Eine weitere Rechtfertigung für rechte Parteien ist die Tatsache, dass die Schweiz ein Milizsystem in der Politik kennt. Politikerinnen und Politiker arbeiten nebenamtlich, und es gibt keine staatliche Parteifinanzierung. Sie sehen daher keine Notwendigkeit, in diesem Bereich Gesetze zu erlassen.

"Wir haben dieses Bild von Grossvaters Politik, wo sich alle kennen und alle nett sind", sagt Mazzone. Während man weiss, dass – wie überall sonst auch – Entscheide auf staatlicher Ebene sehr wichtig sind und Kampagnen dazu neigen, viel Geld zu verschwenden."

In den letzten Jahren gab es im Parlament viele Vorschläge, um zu versuchen, Regeln zur Transparenz einzuführen. Sie alle wurden vom Tisch gewischt. "Ich finde es sehr schwierig, diese Haltung und diese Entscheide wirklich zu verstehen. Denn Transparenz ist Teil einer modernen Demokratie", sagt Hilti.

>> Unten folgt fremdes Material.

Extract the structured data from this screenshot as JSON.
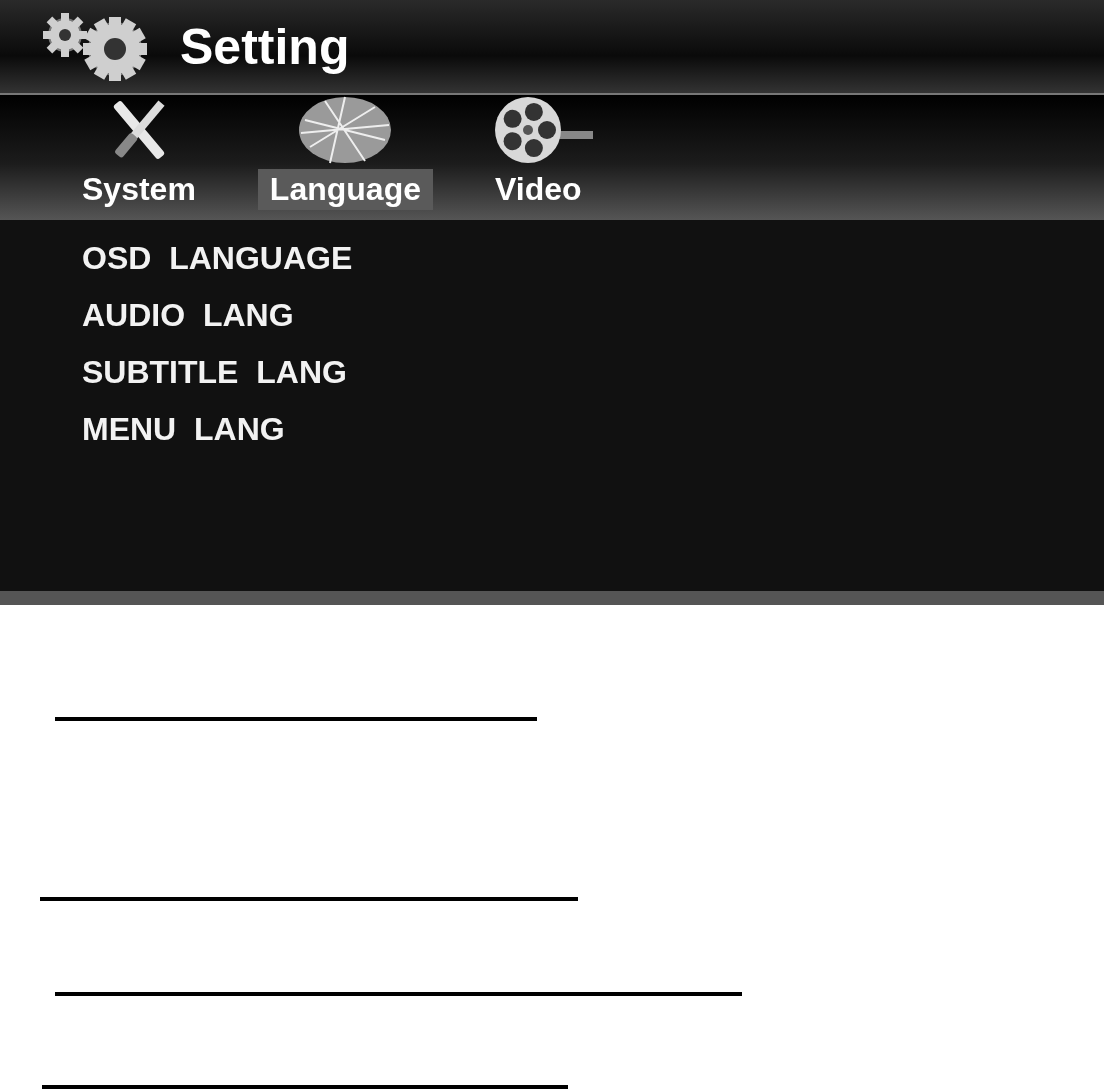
{
  "window": {
    "title": "Setting"
  },
  "tabs": [
    {
      "label": "System",
      "kind": "tools",
      "selected": false
    },
    {
      "label": "Language",
      "kind": "globe",
      "selected": true
    },
    {
      "label": "Video",
      "kind": "reel",
      "selected": false
    }
  ],
  "menu": [
    {
      "label": "OSD  LANGUAGE"
    },
    {
      "label": "AUDIO  LANG"
    },
    {
      "label": "SUBTITLE  LANG"
    },
    {
      "label": "MENU  LANG"
    }
  ]
}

Für Mazzone ist das Parlament nicht bereit, alle finanziellen Interessen hinter den Kampagnen aufzudecken: "Wir sagen nur, dass unsere Demokratie die schönste der Welt ist. Aber wir entziehen uns selber einem ihrer wesentlichen Aspekte: nämlich, wer sie finanziert", sagt die Ständerätin.

"Für mich ist dies höchst problematisch, denn es bricht das Vertrauen in die Wählerinnen und Wähler und entzieht ihnen Informationen, die zur Meinungsbildung beitragen würden. Und am Ende ist es zerstörerisch für die Politik selber."